Indonesia’s landscapes and oceans impress. I cannot deny that. But the education system doesn’t. I cannot deny that either. I’m working to change that; please donate to this education-based world record attempt.
This project isn’t an “instant results” type. I quietly labour away on lesson-writing, fact-researching and constructing models, for instance. When the first 1,001 have been done, lessons will be disseminated throughout Indonesia. That’s when you’ll see public results. In the meantime, anyone who donates GBP 20 or more qualifies for a campaign reward. Take a look.
I started producing environmental education lessons in 2015 in central Borneo. There, I recall spending 45 minutes explaining to a class of high school students what a simplified food chain is. The local teacher and a bystander translated in 2 languages. I drew on the whiteboard. I enacted things. Then I asked via the translators, “What is a food chain?”
A youth introduced to me as one of the smartest boys in the school answered. What he said made me realize the problems in central Borneo resemble those nationwide. “Chicken is delicious!” he exclaimed, wide-eyed and grinning as if expecting a prize.
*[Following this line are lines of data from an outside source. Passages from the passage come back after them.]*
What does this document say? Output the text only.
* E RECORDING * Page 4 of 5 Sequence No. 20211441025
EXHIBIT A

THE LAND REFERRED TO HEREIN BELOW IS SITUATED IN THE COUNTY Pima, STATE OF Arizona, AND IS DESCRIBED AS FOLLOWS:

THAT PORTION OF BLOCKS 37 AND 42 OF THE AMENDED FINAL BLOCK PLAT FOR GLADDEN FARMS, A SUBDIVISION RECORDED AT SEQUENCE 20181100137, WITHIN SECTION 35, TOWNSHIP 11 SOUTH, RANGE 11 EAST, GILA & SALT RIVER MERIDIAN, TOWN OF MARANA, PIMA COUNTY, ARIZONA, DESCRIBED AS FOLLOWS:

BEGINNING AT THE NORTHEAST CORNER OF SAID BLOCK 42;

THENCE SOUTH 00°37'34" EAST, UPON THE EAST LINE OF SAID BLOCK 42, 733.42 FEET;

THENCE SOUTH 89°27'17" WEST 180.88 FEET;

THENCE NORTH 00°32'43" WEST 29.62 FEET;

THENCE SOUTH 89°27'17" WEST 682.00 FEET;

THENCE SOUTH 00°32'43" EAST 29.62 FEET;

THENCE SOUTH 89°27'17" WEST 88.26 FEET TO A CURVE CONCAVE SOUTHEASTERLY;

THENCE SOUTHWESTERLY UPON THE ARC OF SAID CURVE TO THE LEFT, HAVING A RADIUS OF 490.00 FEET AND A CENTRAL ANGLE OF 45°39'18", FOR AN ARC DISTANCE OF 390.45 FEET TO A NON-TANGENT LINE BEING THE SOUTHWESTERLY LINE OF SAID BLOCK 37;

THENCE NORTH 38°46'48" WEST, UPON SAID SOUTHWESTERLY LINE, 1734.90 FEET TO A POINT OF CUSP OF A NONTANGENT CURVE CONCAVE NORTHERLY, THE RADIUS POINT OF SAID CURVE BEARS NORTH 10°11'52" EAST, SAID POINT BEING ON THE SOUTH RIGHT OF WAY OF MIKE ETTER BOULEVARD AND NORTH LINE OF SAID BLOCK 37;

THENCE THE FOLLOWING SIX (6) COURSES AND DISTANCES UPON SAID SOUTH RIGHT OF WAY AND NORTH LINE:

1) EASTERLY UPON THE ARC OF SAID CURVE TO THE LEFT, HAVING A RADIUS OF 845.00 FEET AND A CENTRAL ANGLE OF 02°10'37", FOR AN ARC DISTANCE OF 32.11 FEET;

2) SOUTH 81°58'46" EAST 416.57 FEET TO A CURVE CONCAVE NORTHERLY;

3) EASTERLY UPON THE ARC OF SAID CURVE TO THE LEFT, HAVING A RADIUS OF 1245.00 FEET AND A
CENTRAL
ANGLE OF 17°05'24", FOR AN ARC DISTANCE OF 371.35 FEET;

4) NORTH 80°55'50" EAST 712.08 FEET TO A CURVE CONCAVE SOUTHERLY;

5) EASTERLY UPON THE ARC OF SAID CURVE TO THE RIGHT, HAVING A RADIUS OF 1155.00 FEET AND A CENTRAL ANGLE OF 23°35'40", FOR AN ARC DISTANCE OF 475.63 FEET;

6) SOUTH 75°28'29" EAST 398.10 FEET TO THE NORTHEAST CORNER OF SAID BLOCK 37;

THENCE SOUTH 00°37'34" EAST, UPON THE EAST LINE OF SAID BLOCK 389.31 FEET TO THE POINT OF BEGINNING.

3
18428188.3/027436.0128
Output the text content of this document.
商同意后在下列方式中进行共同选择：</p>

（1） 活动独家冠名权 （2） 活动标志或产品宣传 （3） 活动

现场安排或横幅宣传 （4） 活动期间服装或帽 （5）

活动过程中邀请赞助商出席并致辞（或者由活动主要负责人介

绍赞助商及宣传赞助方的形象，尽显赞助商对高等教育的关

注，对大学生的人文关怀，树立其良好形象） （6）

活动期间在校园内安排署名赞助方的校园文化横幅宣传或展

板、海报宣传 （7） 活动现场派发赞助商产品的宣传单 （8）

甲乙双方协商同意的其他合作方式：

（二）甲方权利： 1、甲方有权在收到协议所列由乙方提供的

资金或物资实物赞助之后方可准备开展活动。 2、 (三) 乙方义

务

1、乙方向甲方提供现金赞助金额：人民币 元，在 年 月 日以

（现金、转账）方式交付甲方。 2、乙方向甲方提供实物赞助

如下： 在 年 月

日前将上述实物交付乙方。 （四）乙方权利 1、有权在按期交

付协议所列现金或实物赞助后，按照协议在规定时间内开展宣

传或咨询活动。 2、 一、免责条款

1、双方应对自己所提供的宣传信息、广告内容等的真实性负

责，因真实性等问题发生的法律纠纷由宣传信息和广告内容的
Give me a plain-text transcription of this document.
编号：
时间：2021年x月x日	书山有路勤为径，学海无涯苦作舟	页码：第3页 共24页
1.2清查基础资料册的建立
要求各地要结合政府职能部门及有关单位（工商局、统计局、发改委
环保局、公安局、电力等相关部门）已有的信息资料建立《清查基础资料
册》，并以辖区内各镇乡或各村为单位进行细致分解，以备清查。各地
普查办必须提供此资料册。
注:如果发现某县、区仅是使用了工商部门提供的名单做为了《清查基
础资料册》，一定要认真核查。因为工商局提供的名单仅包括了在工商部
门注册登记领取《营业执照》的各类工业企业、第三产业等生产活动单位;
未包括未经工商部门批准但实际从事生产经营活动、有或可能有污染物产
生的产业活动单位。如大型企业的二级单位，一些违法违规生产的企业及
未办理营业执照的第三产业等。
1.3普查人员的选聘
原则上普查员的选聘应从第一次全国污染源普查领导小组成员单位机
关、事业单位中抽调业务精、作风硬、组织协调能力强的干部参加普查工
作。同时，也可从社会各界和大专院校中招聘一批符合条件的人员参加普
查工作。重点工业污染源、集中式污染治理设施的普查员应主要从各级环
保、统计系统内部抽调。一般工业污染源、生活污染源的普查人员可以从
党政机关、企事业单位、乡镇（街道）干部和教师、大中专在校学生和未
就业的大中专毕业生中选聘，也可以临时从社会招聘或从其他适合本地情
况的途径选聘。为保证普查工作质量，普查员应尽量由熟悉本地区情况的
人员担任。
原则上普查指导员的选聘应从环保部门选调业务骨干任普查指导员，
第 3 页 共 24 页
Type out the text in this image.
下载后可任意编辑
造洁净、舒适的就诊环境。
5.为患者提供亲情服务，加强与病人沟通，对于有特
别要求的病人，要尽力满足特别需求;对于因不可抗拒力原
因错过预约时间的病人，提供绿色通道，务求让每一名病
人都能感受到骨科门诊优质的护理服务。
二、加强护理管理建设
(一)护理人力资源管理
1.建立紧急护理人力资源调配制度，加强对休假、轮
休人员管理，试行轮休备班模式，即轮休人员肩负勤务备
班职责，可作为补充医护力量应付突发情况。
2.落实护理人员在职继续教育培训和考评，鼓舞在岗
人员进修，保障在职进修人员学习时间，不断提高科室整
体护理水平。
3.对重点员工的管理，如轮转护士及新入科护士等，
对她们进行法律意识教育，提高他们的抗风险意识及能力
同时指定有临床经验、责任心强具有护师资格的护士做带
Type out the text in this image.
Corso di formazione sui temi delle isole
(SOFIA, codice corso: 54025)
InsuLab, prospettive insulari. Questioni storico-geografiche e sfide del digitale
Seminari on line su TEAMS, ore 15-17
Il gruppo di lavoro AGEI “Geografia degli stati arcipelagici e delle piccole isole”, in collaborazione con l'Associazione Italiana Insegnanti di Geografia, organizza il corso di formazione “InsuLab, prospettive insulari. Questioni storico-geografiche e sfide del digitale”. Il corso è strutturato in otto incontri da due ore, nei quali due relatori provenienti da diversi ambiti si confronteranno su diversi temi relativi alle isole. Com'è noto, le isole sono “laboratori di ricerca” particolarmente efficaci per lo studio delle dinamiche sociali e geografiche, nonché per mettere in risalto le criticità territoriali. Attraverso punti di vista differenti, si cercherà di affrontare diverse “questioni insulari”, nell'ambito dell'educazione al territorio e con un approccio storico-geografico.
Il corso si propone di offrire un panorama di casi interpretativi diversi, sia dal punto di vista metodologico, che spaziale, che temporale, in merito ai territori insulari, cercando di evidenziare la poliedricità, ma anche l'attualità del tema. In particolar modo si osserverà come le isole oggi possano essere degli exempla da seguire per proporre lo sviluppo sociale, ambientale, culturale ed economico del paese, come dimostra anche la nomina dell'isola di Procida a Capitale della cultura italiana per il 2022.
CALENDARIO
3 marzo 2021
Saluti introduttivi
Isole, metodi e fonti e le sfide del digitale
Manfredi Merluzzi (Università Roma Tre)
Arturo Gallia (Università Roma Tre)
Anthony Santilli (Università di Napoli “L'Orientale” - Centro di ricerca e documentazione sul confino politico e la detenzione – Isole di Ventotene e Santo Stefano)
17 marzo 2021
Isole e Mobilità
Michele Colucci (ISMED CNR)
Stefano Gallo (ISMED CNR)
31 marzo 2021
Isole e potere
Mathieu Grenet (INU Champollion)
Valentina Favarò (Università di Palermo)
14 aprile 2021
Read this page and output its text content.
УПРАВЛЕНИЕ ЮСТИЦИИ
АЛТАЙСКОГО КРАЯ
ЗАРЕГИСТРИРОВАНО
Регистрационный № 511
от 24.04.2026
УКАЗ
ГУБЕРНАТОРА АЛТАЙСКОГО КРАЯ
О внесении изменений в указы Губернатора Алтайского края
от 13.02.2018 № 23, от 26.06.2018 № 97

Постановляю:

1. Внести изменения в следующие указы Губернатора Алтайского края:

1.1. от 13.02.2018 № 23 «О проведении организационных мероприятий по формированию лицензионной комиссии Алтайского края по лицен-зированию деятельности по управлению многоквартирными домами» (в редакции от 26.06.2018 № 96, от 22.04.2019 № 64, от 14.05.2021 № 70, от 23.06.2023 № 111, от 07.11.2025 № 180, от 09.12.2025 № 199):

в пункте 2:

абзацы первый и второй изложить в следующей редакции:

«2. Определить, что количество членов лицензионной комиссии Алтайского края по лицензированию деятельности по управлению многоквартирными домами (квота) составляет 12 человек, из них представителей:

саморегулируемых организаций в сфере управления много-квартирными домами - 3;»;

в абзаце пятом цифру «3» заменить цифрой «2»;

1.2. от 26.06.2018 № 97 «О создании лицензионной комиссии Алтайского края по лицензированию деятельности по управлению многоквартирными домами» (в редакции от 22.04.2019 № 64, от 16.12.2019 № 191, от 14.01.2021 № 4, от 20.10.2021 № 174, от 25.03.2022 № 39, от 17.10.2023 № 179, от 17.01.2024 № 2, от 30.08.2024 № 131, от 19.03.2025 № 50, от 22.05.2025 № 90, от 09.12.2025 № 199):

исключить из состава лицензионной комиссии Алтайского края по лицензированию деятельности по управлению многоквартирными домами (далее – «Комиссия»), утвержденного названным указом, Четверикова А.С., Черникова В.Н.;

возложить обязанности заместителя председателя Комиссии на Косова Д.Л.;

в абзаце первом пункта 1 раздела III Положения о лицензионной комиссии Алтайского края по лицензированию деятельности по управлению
The biosphere is being destroyed here, as I allude to in the project’s fundraising campaign. I speak out and am routinely encouraged by local biologists and conservation volunteers. But most fob me off as another foreigner pushing my weight around. However, I have a few positive stories to share.
When I first met one spritely girl, she dreamed of opening a large coal mine to supply China and get rich. I spoke to her repeatedly about alternatives, saying real leaders don’t invest in coal. Months later, she sheepishly admitted that she’d changed her mind about a career: she wanted to open an eating house.
I trained a youth to sweep and to separate glass, metal, plastic and paper for sale to a recycling dealer. He battled to remember how to handle the different items, but eventually got the most important of the basics: plastic goes in the bin for plastic garbage collecting. It was good to see.
I explained recycling codes #1 – 6 to a junior school class. Most stared at me expressionlessly, but one little boy’s eyes sparkled as I told the group his village can sell plastic garbage instead of burning it. When he asked if that were really true, I encouraged him to try. It was terrifically heartwarming to hear via the grapevine that he’d been walking his little village, telling everyone about plastic recycling.